Tonya Verbeek rêvait de l'or. Quand elle est entrée dans l'arène bariolée de drapeaux japonais, parcourue par le tremblement de la foule hostile, elle a gardé la tête haute. La lutteuse en avait vu d'autres.

Devant elle, la Japonaise Saori Yoshida, neuf fois championne du monde, deux fois championne olympique, vaincue deux fois dans toute sa carrière. La finale était une reprise de celle de 2004 à Athènes. Verbeek l'avait perdue. À sa médaille d'argent, la Canadienne avait alors trouvé un arrière-goût d'échec.

Jeudi, au Centre ExCel de Londres, l'Ontarienne de 34 ans a dû gagner ses trois premiers matchs pour se rendre en finale. Dire qu'après les Jeux de Pékin, où elle a remporté le bronze, sa deuxième médaille olympique, elle avait annoncé sa retraite. Et la voilà qui se battait pour l'or!

Verbeek a «tout donné», comme le veut la formule éculée qui fait office de slogan au Comité olympique canadien. Mais le jour où Saori Yoshida sera une troisième fois battue n'est pas encore arrivé. Portée par la foule, agressive, la lutteuse de 29 ans a remporté les deux manches.

Après sa victoire, Yoshida a fait un salto arrière. La foule a rugi et le Japon, tellement dominant en lutte, prenait la médaille d'or dans la catégorie des 55 kg. Une fois le coup de la défaite encaissé, Tonya Verbeek a esquissé un sourire: cette médaille d'argent qu'elle venait de gagner n'avait pas le même goût qu'à Pékin.

«J'ai huit ans de plus et j'ai vécu plusieurs hauts et plusieurs bas depuis dans ma carrière. Je m'étais dit en arrivant à Londres que peu importe le résultat, je serais heureuse. Là, je suis heureuse!», a-t-elle lancé après avoir reçu sa médaille.

«Je suis fière de ma carrière et je ne changerais rien», a-t-elle ajouté.
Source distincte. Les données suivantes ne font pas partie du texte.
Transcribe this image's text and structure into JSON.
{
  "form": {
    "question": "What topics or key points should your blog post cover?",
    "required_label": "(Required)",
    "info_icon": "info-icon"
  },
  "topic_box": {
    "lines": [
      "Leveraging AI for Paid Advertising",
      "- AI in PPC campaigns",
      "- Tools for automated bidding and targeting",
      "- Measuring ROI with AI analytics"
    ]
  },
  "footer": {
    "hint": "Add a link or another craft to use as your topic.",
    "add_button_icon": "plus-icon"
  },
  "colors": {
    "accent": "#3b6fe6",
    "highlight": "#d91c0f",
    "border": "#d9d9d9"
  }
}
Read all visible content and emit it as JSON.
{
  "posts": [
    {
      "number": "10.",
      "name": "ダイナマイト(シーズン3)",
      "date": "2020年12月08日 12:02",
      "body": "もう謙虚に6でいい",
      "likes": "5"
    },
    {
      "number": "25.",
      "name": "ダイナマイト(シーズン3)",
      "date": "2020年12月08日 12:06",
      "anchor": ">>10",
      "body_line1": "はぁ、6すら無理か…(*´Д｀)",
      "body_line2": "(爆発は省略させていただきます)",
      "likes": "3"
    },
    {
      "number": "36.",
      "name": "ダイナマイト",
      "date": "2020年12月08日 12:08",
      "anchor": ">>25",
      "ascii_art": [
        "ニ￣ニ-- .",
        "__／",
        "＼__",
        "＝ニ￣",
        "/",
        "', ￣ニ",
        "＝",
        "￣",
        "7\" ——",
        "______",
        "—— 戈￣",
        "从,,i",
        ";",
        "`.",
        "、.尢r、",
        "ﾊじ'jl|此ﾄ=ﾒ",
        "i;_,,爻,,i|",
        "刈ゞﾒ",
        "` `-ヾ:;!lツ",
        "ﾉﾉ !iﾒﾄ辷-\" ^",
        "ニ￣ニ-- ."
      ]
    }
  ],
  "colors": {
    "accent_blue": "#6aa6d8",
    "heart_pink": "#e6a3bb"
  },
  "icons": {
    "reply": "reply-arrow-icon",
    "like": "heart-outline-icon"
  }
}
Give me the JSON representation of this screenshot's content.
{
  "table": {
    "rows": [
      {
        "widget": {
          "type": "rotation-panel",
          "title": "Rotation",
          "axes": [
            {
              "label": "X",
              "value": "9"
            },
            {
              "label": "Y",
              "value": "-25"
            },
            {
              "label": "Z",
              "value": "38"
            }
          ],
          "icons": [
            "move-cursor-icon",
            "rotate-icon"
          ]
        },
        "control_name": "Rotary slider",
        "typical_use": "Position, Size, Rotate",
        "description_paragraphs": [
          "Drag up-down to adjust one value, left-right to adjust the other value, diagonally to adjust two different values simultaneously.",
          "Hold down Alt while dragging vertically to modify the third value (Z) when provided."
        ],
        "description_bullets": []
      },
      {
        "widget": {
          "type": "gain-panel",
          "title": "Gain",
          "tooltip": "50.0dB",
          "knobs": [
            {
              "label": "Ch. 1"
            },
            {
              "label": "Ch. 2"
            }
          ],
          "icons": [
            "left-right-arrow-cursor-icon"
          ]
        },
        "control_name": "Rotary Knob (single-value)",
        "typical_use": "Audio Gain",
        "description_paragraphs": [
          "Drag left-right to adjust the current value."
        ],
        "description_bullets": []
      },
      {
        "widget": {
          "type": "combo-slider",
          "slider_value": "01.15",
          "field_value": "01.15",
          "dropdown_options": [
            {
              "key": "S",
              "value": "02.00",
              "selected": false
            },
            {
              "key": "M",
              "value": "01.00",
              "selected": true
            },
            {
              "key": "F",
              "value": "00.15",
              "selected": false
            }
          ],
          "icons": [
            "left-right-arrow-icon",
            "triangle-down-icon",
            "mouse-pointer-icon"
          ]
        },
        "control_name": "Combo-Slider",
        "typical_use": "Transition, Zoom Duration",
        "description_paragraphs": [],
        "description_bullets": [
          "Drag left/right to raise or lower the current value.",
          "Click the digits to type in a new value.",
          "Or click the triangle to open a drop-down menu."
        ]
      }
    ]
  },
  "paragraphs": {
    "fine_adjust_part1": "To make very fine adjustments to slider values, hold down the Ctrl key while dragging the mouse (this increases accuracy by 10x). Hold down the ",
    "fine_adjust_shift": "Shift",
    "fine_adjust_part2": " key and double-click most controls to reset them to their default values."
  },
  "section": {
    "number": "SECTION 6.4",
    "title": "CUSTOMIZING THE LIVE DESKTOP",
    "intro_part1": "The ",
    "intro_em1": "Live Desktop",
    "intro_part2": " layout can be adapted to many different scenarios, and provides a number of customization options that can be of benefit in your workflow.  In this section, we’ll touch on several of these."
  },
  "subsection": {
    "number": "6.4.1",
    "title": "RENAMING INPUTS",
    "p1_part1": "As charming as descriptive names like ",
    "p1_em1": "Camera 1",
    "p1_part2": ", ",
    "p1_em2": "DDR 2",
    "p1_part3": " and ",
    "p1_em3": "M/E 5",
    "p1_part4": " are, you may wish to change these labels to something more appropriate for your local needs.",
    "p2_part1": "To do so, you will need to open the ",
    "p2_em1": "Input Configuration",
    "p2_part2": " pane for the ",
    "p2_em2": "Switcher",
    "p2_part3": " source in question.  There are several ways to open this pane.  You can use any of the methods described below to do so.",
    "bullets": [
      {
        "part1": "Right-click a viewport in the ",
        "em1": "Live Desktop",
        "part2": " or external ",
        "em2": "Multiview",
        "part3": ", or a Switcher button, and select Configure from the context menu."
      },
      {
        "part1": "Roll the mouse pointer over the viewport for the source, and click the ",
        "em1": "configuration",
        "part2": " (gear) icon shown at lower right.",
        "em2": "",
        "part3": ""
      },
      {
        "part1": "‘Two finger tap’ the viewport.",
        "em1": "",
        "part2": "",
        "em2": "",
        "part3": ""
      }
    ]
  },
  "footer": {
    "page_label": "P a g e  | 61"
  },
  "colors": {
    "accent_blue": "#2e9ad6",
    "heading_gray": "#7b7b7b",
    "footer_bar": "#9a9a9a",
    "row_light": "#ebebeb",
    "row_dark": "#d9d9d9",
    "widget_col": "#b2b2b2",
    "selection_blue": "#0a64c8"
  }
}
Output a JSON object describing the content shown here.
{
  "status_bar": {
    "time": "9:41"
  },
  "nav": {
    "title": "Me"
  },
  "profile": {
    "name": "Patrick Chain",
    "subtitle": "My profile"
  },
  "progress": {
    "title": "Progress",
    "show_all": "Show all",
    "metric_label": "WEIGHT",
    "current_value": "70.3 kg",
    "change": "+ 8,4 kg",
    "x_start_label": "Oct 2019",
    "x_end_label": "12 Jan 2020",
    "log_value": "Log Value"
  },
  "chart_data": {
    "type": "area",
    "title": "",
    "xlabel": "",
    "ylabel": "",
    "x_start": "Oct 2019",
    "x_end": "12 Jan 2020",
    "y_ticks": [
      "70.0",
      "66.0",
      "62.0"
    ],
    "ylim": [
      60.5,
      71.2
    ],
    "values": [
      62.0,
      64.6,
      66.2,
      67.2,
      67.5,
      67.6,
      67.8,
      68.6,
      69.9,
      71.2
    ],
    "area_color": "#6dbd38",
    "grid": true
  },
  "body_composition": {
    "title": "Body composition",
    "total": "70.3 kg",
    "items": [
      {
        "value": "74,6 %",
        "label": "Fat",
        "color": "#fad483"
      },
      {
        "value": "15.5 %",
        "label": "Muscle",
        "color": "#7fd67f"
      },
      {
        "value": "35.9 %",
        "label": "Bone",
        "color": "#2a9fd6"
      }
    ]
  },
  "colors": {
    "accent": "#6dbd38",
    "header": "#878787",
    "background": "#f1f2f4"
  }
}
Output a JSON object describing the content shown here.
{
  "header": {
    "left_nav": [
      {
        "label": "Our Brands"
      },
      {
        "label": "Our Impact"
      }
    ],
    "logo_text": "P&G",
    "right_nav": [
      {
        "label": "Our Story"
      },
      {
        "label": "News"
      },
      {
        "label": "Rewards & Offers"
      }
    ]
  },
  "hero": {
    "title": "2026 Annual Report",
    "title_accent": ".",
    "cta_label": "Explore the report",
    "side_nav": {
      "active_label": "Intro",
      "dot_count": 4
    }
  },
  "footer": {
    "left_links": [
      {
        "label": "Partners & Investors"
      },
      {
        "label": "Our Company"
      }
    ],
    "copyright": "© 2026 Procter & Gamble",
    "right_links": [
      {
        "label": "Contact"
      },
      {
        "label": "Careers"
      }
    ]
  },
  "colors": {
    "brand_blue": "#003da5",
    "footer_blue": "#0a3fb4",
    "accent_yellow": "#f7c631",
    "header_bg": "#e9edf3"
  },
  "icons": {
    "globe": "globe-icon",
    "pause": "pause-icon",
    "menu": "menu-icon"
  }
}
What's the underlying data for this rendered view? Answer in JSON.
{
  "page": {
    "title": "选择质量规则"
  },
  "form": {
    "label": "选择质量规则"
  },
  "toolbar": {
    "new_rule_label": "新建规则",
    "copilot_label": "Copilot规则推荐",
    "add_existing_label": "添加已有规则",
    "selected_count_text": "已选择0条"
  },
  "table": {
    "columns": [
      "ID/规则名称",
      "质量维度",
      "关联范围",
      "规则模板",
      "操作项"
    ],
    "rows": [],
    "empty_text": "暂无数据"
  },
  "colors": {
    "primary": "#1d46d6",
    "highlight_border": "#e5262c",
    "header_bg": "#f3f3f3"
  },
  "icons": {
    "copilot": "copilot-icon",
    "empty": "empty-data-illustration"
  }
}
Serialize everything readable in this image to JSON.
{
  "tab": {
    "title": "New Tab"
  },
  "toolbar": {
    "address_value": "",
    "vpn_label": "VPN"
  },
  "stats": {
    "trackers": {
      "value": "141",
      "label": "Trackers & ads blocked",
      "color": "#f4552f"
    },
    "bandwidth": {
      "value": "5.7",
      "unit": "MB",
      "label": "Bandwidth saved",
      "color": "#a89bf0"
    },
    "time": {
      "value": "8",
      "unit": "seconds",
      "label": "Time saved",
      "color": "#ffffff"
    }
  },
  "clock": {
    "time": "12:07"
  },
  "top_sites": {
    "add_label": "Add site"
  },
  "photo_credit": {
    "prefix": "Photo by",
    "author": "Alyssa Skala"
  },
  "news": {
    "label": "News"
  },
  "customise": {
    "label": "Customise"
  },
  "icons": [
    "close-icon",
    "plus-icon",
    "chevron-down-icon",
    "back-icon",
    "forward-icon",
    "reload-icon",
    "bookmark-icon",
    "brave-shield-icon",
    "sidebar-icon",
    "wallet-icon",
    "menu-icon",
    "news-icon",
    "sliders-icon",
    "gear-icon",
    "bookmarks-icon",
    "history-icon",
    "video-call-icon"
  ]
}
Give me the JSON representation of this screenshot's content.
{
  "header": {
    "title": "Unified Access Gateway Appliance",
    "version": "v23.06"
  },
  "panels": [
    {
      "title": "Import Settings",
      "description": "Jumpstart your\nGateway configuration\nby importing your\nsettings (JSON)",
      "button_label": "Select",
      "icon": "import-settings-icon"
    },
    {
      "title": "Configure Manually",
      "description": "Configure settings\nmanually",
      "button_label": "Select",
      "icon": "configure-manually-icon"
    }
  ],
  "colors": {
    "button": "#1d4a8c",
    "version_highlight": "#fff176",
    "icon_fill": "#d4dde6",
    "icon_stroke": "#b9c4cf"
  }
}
Ce troisième podium - argent à Athènes, bronze à Pékin, argent jeudi - fait d'elle la lutteuse la plus décorée de l'histoire olympique canadienne, hommes et femmes confondus.

Comme prévu, elle a annoncé qu'on ne la reverrait plus aux Jeux olympiques. Verbeek compte participer aux Championnats du monde à l'automne, puis se consacrer à l'entraînement.

«Je l'ai affrontée souvent, souvent, et elle m'a toujours donné du fil à retordre, a commenté respectueusement Saori Yoshida en japonais. C'est une excellente rivale. Elle a été une force spirituelle dans le sport. Je la remercie beaucoup.»

Une passion sur le tard

La rencontre entre Verbeek et la lutte a eu lieu sur le tard. Elle avait 16 ans quand la voix du directeur de la petite école secondaire de Beamsville, en Ontario, a retenti dans les haut-parleurs: «L'équipe de lutte recrute.»

Le coup de foudre a été immédiat et les sacrifices, énormes. Que serait-elle devenue aujourd'hui sans la lutte? «J'aurais probablement une poignée d'enfants. Mais je vais m'y mettre maintenant.»

La mâchoire carrée, les oreilles en chou-fleur, Verbeek a même la tête d'une lutteuse. «Je suis accro à la lutte. C'est un sport physique, de force, d'agilité. Mais ce n'est pas un sport brutal: c'est aussi un sport tactique, il faut penser, et penser clairement.»

La retraite de cette pionnière de la lutte féminine au pays, jumelée à celle de Martine Dugrenier et de Carol Huynh, va créer un grand vide. Mais les entraîneurs ont assuré jeudi qu'il y avait une relève montante nombreuse et talentueuse au Canada.

Ces jeunes lutteuses auront-elles le désir de vaincre de Verbeek? Lorsqu'on lui demande ce qu'elle veut laisser comme souvenir, elle hésite un instant, réfléchit, puis lance: «Celui d'une fille qui n'abandonnait jamais. Je veux qu'on se souvienne de moi comme d'une fille qui se battait jusqu'à la fin.»